Padahal salah satu tujuan pengembangan sistem pembayaran digital adalah menciptakan transaksi yang lebih cepat, mudah, murah, aman, dan andal.

Karena itu, larangan surcharge bukan sekadar persoalan beberapa ribu rupiah.

Ini juga berkaitan dengan kepercayaan masyarakat terhadap ekosistem pembayaran digital.

Semakin luas QRIS digunakan, semakin penting pula setiap pelaku dalam ekosistem memahami hak dan kewajibannya.

Merchant perlu memahami biaya yang memang menjadi tanggung jawabnya.

PJP perlu memastikan merchant mematuhi ketentuan.

Dan konsumen perlu mengetahui bahwa mereka memiliki hak untuk mempertanyakan biaya tambahan yang tidak semestinya dibebankan.

Lalu, apa yang terjadi jika merchant tetap mengenakan biaya tambahan tersebut?

Pada bagian berikutnya, kita akan melihat apa saja sanksi yang dapat dikenakan dan bagaimana cara melaporkan merchant yang membebankan biaya tambahan QRIS kepada konsumen.

Apa Sanksinya Jika Merchant Membebankan Biaya QRIS?

Larangan membebankan biaya tambahan kepada konsumen bukan sekadar imbauan.

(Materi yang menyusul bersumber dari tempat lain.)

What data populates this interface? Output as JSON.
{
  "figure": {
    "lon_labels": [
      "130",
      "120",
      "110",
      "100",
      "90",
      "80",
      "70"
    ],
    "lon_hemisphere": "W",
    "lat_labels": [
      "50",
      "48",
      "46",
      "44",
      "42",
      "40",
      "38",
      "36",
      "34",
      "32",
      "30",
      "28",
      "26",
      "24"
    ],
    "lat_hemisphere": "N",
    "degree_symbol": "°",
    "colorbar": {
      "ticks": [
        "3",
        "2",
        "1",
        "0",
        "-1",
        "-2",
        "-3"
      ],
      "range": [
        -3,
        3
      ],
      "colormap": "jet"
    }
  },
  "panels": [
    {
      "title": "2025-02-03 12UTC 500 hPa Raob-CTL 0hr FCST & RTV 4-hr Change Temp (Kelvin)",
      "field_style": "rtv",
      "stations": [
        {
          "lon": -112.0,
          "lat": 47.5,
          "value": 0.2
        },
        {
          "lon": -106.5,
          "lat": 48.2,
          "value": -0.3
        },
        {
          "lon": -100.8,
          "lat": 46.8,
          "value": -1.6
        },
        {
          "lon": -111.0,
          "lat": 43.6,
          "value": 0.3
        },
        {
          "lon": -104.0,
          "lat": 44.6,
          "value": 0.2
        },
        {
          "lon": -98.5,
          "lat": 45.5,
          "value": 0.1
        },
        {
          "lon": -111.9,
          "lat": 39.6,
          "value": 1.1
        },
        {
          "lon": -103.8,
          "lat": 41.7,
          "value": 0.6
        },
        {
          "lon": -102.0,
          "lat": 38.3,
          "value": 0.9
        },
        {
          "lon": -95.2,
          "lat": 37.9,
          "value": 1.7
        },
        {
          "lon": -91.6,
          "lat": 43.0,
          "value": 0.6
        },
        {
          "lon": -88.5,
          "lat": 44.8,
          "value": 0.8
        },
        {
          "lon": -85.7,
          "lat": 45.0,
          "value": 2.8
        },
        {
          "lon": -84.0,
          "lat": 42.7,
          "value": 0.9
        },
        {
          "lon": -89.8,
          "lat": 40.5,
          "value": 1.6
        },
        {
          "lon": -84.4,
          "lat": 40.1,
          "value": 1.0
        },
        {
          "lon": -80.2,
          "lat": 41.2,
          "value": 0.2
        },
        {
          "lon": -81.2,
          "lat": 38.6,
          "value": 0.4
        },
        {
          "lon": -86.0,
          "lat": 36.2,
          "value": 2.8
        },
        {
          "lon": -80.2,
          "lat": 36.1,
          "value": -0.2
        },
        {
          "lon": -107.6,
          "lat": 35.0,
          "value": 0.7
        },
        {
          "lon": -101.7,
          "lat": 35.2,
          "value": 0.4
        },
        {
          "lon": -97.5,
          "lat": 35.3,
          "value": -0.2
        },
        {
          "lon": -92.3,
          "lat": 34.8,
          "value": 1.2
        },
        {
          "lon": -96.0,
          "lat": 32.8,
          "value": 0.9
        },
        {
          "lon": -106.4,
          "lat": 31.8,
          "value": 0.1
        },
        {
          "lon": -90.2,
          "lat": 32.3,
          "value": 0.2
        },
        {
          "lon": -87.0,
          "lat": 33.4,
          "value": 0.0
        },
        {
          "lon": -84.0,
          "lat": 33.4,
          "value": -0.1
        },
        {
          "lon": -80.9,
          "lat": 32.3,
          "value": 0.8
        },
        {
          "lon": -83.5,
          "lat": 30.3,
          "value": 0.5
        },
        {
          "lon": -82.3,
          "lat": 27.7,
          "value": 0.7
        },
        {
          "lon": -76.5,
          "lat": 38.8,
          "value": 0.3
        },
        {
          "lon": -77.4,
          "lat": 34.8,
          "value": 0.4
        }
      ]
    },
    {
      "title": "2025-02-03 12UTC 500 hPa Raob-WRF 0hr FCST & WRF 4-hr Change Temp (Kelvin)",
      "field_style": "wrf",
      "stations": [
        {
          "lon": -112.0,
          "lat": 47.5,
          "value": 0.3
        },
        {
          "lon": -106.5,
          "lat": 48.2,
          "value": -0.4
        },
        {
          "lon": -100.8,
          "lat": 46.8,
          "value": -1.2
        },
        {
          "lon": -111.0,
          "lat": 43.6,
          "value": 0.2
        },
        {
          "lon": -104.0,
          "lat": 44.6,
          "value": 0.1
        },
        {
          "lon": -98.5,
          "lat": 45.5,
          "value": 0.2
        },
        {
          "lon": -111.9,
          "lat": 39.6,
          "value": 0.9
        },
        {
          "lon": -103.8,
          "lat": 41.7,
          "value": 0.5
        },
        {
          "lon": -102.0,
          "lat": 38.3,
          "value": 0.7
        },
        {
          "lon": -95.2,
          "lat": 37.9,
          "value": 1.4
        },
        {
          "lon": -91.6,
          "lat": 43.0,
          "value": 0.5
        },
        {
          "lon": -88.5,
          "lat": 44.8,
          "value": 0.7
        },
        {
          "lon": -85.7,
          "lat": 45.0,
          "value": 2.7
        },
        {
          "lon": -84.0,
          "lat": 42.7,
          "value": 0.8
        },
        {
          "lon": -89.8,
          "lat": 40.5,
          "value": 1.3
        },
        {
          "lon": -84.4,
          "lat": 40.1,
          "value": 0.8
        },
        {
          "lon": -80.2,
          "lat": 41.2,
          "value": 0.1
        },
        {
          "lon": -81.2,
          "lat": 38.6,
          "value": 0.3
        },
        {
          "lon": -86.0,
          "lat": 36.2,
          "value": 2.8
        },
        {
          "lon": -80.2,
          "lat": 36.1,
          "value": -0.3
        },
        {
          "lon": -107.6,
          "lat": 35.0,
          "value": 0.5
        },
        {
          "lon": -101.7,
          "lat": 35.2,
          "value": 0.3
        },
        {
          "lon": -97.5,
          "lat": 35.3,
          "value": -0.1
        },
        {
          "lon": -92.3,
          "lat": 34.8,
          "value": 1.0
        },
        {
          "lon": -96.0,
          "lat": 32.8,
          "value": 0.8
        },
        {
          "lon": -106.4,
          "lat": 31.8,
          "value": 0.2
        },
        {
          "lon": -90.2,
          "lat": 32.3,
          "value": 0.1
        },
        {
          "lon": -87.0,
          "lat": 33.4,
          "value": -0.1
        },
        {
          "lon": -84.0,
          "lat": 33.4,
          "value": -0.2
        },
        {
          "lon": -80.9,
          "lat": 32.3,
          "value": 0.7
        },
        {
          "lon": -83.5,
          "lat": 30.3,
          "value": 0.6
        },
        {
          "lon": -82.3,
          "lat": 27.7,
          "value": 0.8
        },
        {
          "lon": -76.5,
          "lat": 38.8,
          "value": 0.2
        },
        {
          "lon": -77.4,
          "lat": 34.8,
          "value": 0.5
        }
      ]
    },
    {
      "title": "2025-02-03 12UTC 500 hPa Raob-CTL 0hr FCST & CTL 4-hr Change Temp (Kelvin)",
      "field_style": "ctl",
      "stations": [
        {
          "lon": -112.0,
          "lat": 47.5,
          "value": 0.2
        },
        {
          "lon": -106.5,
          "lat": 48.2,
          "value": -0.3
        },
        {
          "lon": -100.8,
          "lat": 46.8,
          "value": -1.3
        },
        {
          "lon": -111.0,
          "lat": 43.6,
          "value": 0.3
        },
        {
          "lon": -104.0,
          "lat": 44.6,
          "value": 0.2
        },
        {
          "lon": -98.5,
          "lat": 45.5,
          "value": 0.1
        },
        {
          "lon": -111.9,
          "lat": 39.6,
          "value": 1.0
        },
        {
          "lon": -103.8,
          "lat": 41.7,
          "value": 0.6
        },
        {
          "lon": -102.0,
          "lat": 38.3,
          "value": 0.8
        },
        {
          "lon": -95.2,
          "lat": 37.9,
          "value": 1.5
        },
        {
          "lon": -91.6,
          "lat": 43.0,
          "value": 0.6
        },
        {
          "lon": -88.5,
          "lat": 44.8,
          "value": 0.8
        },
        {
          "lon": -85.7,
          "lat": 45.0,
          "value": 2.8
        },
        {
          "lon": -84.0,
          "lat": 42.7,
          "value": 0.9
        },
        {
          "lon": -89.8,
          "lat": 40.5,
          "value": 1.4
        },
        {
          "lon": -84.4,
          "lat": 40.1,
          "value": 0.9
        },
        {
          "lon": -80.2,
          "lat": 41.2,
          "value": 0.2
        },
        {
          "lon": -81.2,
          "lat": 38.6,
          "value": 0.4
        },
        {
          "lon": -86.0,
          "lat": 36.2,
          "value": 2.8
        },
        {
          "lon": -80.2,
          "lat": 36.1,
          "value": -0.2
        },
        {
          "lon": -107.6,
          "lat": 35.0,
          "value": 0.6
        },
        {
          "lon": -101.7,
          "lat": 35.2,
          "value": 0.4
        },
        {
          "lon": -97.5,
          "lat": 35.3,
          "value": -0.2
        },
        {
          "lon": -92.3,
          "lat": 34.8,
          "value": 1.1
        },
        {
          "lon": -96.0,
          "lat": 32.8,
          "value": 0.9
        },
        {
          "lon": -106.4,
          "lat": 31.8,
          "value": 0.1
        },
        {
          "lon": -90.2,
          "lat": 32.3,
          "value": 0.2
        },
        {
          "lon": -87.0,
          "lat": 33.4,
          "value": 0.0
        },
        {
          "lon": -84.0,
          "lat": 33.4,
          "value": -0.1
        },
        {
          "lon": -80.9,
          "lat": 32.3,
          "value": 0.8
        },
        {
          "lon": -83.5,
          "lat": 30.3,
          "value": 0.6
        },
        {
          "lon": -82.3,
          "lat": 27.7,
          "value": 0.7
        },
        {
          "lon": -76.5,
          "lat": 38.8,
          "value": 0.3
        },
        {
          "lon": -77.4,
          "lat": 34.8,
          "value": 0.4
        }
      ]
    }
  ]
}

Dalam Pasal 52 PBI Nomor 23/6/PBI/2021, Bank Indonesia mengatur bahwa penyedia barang dan/atau jasa dilarang mengenakan biaya tambahan (surcharge) kepada pengguna jasa atas biaya yang dikenakan oleh Penyedia Jasa Pembayaran (PJP) kepada merchant.

Aturan yang sama juga mewajibkan PJP memastikan merchant mematuhi larangan tersebut.

Dengan demikian, persoalannya tidak berhenti pada merchant. PJP yang bekerja sama dengan merchant juga memiliki tanggung jawab untuk memastikan ketentuan Bank Indonesia dijalankan.

Sanksi untuk PJP yang Melanggar

Bank Indonesia memiliki kewenangan untuk memberikan sanksi administratif kepada PJP yang tidak memenuhi ketentuan tersebut.

Berdasarkan Pasal 56 PBI Nomor 23/6/PBI/2021, PJP yang melanggar ketentuan Pasal 52 dapat dikenai:

  • teguran;
  • penghentian sementara, sebagian atau seluruh kegiatan, termasuk pelaksanaan kerja sama; dan/atau
  • pencabutan izin sebagai PJP.

Artinya, persoalan surcharge QRIS tidak dianggap sebagai pelanggaran yang boleh dibiarkan begitu saja. PJP memiliki kewajiban memastikan merchant yang bekerja sama dengannya mematuhi aturan pembayaran yang berlaku. 2

Bagaimana dengan Merchant yang Memungut Biaya Tambahan?

Perlu dibedakan antara sanksi Bank Indonesia kepada PJP dan tindakan PJP terhadap merchant.

PBI secara langsung mengatur kewajiban dan sanksi terhadap PJP. Sementara itu, PJP bertanggung jawab memastikan merchant yang menjadi mitranya mematuhi larangan surcharge.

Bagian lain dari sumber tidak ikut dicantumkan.